Avec un résultat d’exploitation de 480 000 euros.

Vous estimez un prix d’achat : disons 4 fois l’EBE (l’excédent brut d’exploitation), après quelques ajustements,
et en tenant compte des dettes nettes.

Ensuite, vous testez différentes façons de financer.
Une holding à l’IS (Impôt sur les Sociétés). Un prêt-vendeur (vendor loan).
Ou même un prêt de Bpifrance.

Le but ? Comparer si ces options permettent de rembourser la dette sur 5 ans.
Vous voulez un DSCR (Debt Service Coverage Ratio) ciblé à 1,3.
Si, même en cas de coup dur (par exemple, une marge qui baisse de 15%),
votre plan tient toujours la route, alors, oui, vous continuez l’aventure. C’est une belle preuve de résilience.

Un dernier point, souvent oublié, mais qui peut tout changer : la période juste après la reprise.
La transition post-acquisition.

Il faut un vrai plan pour intégrer la nouvelle entreprise.
Communiquer avec les clients et les fournisseurs.
S’assurer que les managers clés restent motivés.

Sans cette feuille de route claire, même le meilleur des deals peut rapidement déraper.
Ça peut faire peur, mais c’est la réalité.

Alors, pour répondre à la question :
peut-on acheter une entreprise en redressement judiciaire sans y laisser des plumes ?

Oui.

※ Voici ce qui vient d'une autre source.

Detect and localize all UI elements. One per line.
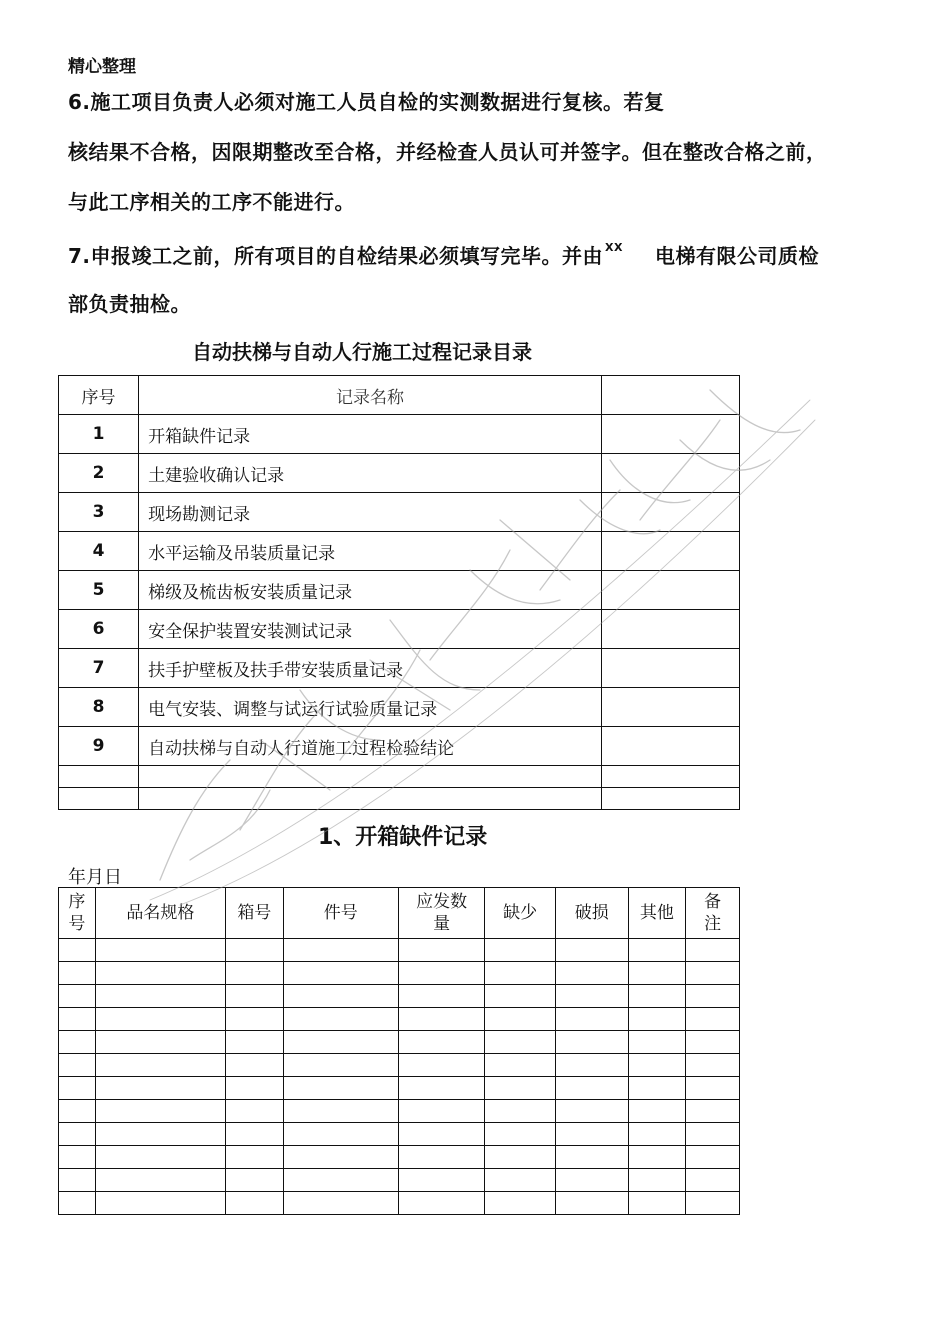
- table-cell[interactable]: [628, 1008, 686, 1031]
- table-cell[interactable]: [283, 1169, 398, 1192]
- table-cell[interactable]: [95, 1054, 225, 1077]
- table-cell[interactable]: [555, 939, 628, 962]
- header-missing: 缺少: [485, 888, 556, 939]
- table-cell[interactable]: [555, 1077, 628, 1100]
- table-cell[interactable]: [398, 1054, 484, 1077]
- empty-cell: [601, 415, 739, 454]
- table-cell[interactable]: [628, 1146, 686, 1169]
- table-cell[interactable]: [59, 1100, 96, 1123]
- company-placeholder: XX: [605, 241, 623, 254]
- table-row: [59, 415, 740, 454]
- record-name: 开箱缺件记录: [139, 415, 602, 454]
- table-cell[interactable]: [59, 985, 96, 1008]
- table-cell[interactable]: [398, 985, 484, 1008]
- table-cell[interactable]: [398, 1077, 484, 1100]
- header-box-no: 箱号: [225, 888, 283, 939]
- empty-cell: [601, 532, 739, 571]
- table-cell[interactable]: [95, 1169, 225, 1192]
- table-cell[interactable]: [555, 1192, 628, 1215]
- table-cell[interactable]: [59, 962, 96, 985]
- table-cell[interactable]: [59, 939, 96, 962]
- table-cell[interactable]: [628, 962, 686, 985]
- record-name: 自动扶梯与自动人行道施工过程检验结论: [139, 727, 602, 766]
- header-damaged: 破损: [555, 888, 628, 939]
- table-cell[interactable]: [225, 1077, 283, 1100]
- table-row: [59, 532, 740, 571]
- table-cell[interactable]: [283, 1123, 398, 1146]
- table-row: [59, 1123, 740, 1146]
- table-row: [59, 454, 740, 493]
- header-quantity: [398, 888, 484, 939]
- record-name: 电气安装、调整与试运行试验质量记录: [139, 688, 602, 727]
- table-cell[interactable]: [686, 1008, 740, 1031]
- table-cell[interactable]: [485, 985, 556, 1008]
- table-cell[interactable]: [686, 1100, 740, 1123]
- table-cell[interactable]: [686, 985, 740, 1008]
- table-cell[interactable]: [283, 1054, 398, 1077]
- table-cell[interactable]: [628, 1192, 686, 1215]
- table-cell[interactable]: [398, 1169, 484, 1192]
- table-cell[interactable]: [59, 1077, 96, 1100]
- date-label: 年月日: [68, 867, 122, 888]
- table-row: [59, 985, 740, 1008]
- empty-cell: [59, 766, 139, 788]
- row-number: 4: [59, 532, 139, 571]
- table-row: [59, 766, 740, 788]
- table-cell[interactable]: [225, 1008, 283, 1031]
- paragraph-7-line-2: 部负责抽检。: [68, 292, 191, 316]
- unpack-record-title: 1、开箱缺件记录: [318, 825, 488, 850]
- table-cell[interactable]: [398, 1146, 484, 1169]
- row-number: 1: [59, 415, 139, 454]
- empty-cell: [59, 788, 139, 810]
- table-cell[interactable]: [95, 962, 225, 985]
- header-part-no: 件号: [283, 888, 398, 939]
- table-cell[interactable]: [686, 939, 740, 962]
- table-cell[interactable]: [225, 1054, 283, 1077]
- table-row: [59, 688, 740, 727]
- table-cell[interactable]: [555, 1146, 628, 1169]
- table-cell[interactable]: [225, 1169, 283, 1192]
- table-cell[interactable]: [59, 1031, 96, 1054]
- table-row: [59, 727, 740, 766]
- table-row: [59, 1100, 740, 1123]
- unpack-header-row: [59, 888, 740, 939]
- table-cell[interactable]: [686, 1123, 740, 1146]
- table-row: [59, 788, 740, 810]
- table-cell[interactable]: [485, 1192, 556, 1215]
- empty-cell: [601, 688, 739, 727]
- table-cell[interactable]: [95, 985, 225, 1008]
- table-row: [59, 571, 740, 610]
- table-cell[interactable]: [95, 939, 225, 962]
- table-cell[interactable]: [59, 1192, 96, 1215]
- table-cell[interactable]: [555, 1123, 628, 1146]
- header-other: 其他: [628, 888, 686, 939]
- table-cell[interactable]: [398, 1123, 484, 1146]
- table-row: [59, 610, 740, 649]
- table-row: [59, 1077, 740, 1100]
- table-cell[interactable]: [95, 1123, 225, 1146]
- table-cell[interactable]: [628, 1054, 686, 1077]
- table-cell[interactable]: [95, 1146, 225, 1169]
- table-cell[interactable]: [555, 985, 628, 1008]
- empty-cell: [601, 727, 739, 766]
- table-cell[interactable]: [283, 1031, 398, 1054]
- table-cell[interactable]: [283, 1100, 398, 1123]
- table-cell[interactable]: [95, 1008, 225, 1031]
- record-name: 梯级及梳齿板安装质量记录: [139, 571, 602, 610]
- unpack-record-table: [58, 887, 740, 1215]
- catalog-header-extra: [601, 376, 739, 415]
- empty-cell: [601, 454, 739, 493]
- table-cell[interactable]: [485, 1054, 556, 1077]
- table-cell[interactable]: [398, 1031, 484, 1054]
- empty-cell: [601, 610, 739, 649]
- table-cell[interactable]: [628, 985, 686, 1008]
- header-remark: [686, 888, 740, 939]
- table-row: [59, 1031, 740, 1054]
- table-cell[interactable]: [398, 1100, 484, 1123]
- record-name: 现场勘测记录: [139, 493, 602, 532]
- table-row: [59, 1008, 740, 1031]
- empty-cell: [601, 571, 739, 610]
- table-cell[interactable]: [95, 1031, 225, 1054]
- table-row: [59, 1192, 740, 1215]
- paragraph-7-line-1: [68, 240, 819, 269]
- table-cell[interactable]: [283, 985, 398, 1008]
- table-cell[interactable]: [283, 1077, 398, 1100]
- table-cell[interactable]: [686, 1146, 740, 1169]
- table-cell[interactable]: [485, 1169, 556, 1192]
- catalog-table: [58, 375, 740, 810]
- table-cell[interactable]: [555, 1100, 628, 1123]
- catalog-header-name: 记录名称: [139, 376, 602, 415]
- table-cell[interactable]: [59, 1054, 96, 1077]
- table-cell[interactable]: [628, 1123, 686, 1146]
- table-cell[interactable]: [555, 1031, 628, 1054]
- paragraph-6-line-2: 核结果不合格，因限期整改至合格，并经检查人员认可并签字。但在整改合格之前，: [68, 140, 827, 164]
- table-cell[interactable]: [283, 1192, 398, 1215]
- table-cell[interactable]: [485, 962, 556, 985]
- header-text: 应发数: [416, 892, 468, 912]
- table-cell[interactable]: [628, 1031, 686, 1054]
- table-cell[interactable]: [555, 1169, 628, 1192]
- table-cell[interactable]: [398, 1008, 484, 1031]
- table-cell[interactable]: [686, 1169, 740, 1192]
- catalog-title: 自动扶梯与自动人行施工过程记录目录: [192, 340, 532, 364]
- table-cell[interactable]: [225, 1100, 283, 1123]
- table-row: [59, 1146, 740, 1169]
- catalog-header-no: 序号: [59, 376, 139, 415]
- table-cell[interactable]: [485, 1077, 556, 1100]
- empty-cell: [601, 649, 739, 688]
- empty-cell: [601, 766, 739, 788]
- table-cell[interactable]: [485, 1146, 556, 1169]
- row-number: 6: [59, 610, 139, 649]
- header-text: 序: [68, 892, 86, 912]
- table-cell[interactable]: [628, 1169, 686, 1192]
- table-cell[interactable]: [628, 1077, 686, 1100]
- table-cell[interactable]: [686, 1077, 740, 1100]
- paragraph-6-line-3: 与此工序相关的工序不能进行。: [68, 190, 355, 214]
- header-text: 量: [433, 914, 451, 934]
- header-text: 注: [704, 914, 722, 934]
- header-spec: 品名规格: [95, 888, 225, 939]
- table-cell[interactable]: [555, 1054, 628, 1077]
- table-cell[interactable]: [59, 1008, 96, 1031]
- row-number: 7: [59, 649, 139, 688]
- row-number: 2: [59, 454, 139, 493]
- table-cell[interactable]: [485, 1008, 556, 1031]
- row-number: 9: [59, 727, 139, 766]
- row-number: 3: [59, 493, 139, 532]
- table-cell[interactable]: [59, 1123, 96, 1146]
- record-name: 土建验收确认记录: [139, 454, 602, 493]
- table-cell[interactable]: [59, 1169, 96, 1192]
- paragraph-7-text-a: 7.申报竣工之前，所有项目的自检结果必须填写完毕。并由: [68, 244, 604, 268]
- record-name: 安全保护装置安装测试记录: [139, 610, 602, 649]
- table-cell[interactable]: [628, 1100, 686, 1123]
- table-cell[interactable]: [686, 1192, 740, 1215]
- table-row: [59, 939, 740, 962]
- record-name: 水平运输及吊装质量记录: [139, 532, 602, 571]
- empty-cell: [139, 788, 602, 810]
- table-row: [59, 1054, 740, 1077]
- table-cell[interactable]: [485, 1123, 556, 1146]
- table-cell[interactable]: [485, 939, 556, 962]
- table-cell[interactable]: [283, 1008, 398, 1031]
- table-cell[interactable]: [686, 1031, 740, 1054]
- table-cell[interactable]: [398, 962, 484, 985]
- table-cell[interactable]: [225, 1031, 283, 1054]
- table-cell[interactable]: [398, 1192, 484, 1215]
- unpack-table-body: [59, 939, 740, 1215]
- paragraph-7-text-b: 电梯有限公司质检: [654, 244, 819, 268]
- table-cell[interactable]: [225, 1123, 283, 1146]
- table-cell[interactable]: [95, 1192, 225, 1215]
- table-cell[interactable]: [686, 962, 740, 985]
- table-cell[interactable]: [485, 1031, 556, 1054]
- record-name: 扶手护壁板及扶手带安装质量记录: [139, 649, 602, 688]
- table-row: [59, 493, 740, 532]
- empty-cell: [139, 766, 602, 788]
- header-note: 精心整理: [68, 57, 136, 77]
- table-cell[interactable]: [225, 985, 283, 1008]
- table-cell[interactable]: [95, 1077, 225, 1100]
- table-cell[interactable]: [225, 1146, 283, 1169]
- empty-cell: [601, 493, 739, 532]
- table-cell[interactable]: [555, 962, 628, 985]
- row-number: 8: [59, 688, 139, 727]
- table-cell[interactable]: [686, 1054, 740, 1077]
- table-cell[interactable]: [283, 939, 398, 962]
- table-row: [59, 1169, 740, 1192]
- row-number: 5: [59, 571, 139, 610]
- header-serial-no: [59, 888, 96, 939]
- paragraph-6-line-1: 6.施工项目负责人必须对施工人员自检的实测数据进行复核。若复: [68, 90, 665, 114]
- empty-cell: [601, 788, 739, 810]
- table-cell[interactable]: [225, 962, 283, 985]
- table-cell[interactable]: [283, 1146, 398, 1169]
- table-cell[interactable]: [628, 939, 686, 962]
- table-cell[interactable]: [283, 962, 398, 985]
- header-text: 号: [68, 914, 86, 934]
- table-cell[interactable]: [485, 1100, 556, 1123]
- table-cell[interactable]: [95, 1100, 225, 1123]
- table-row: [59, 962, 740, 985]
- table-cell[interactable]: [225, 1192, 283, 1215]
- table-cell[interactable]: [59, 1146, 96, 1169]
- table-row: [59, 649, 740, 688]
- catalog-header-row: [59, 376, 740, 415]
- table-cell[interactable]: [398, 939, 484, 962]
- header-text: 备: [704, 892, 722, 912]
- table-cell[interactable]: [555, 1008, 628, 1031]
- table-cell[interactable]: [225, 939, 283, 962]
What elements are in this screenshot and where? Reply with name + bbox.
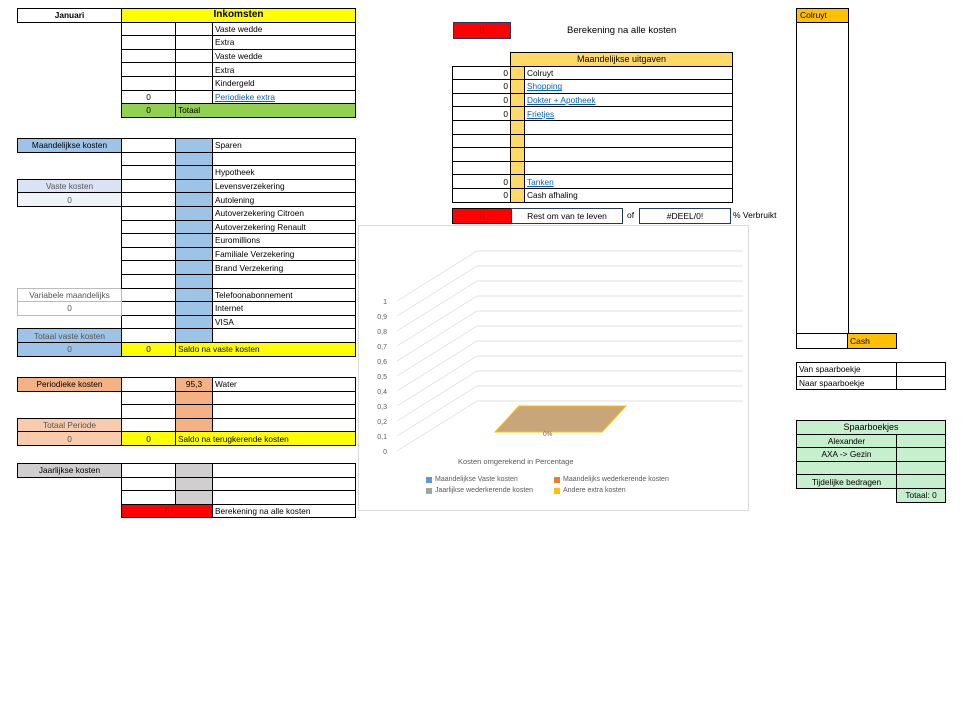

Clairement, oui.
Mais à une seule condition :
vous devez suivre une méthode stricte, financer votre projet de manière intelligente,
et surtout, sécuriser cette fameuse passation.

Si vous avez besoin d’un regard extérieur,
quelqu’un pour challenger votre dossier d’acquisition et vous aider à structurer tout ça,
nous sommes là. N’hésitez pas à nous en parler.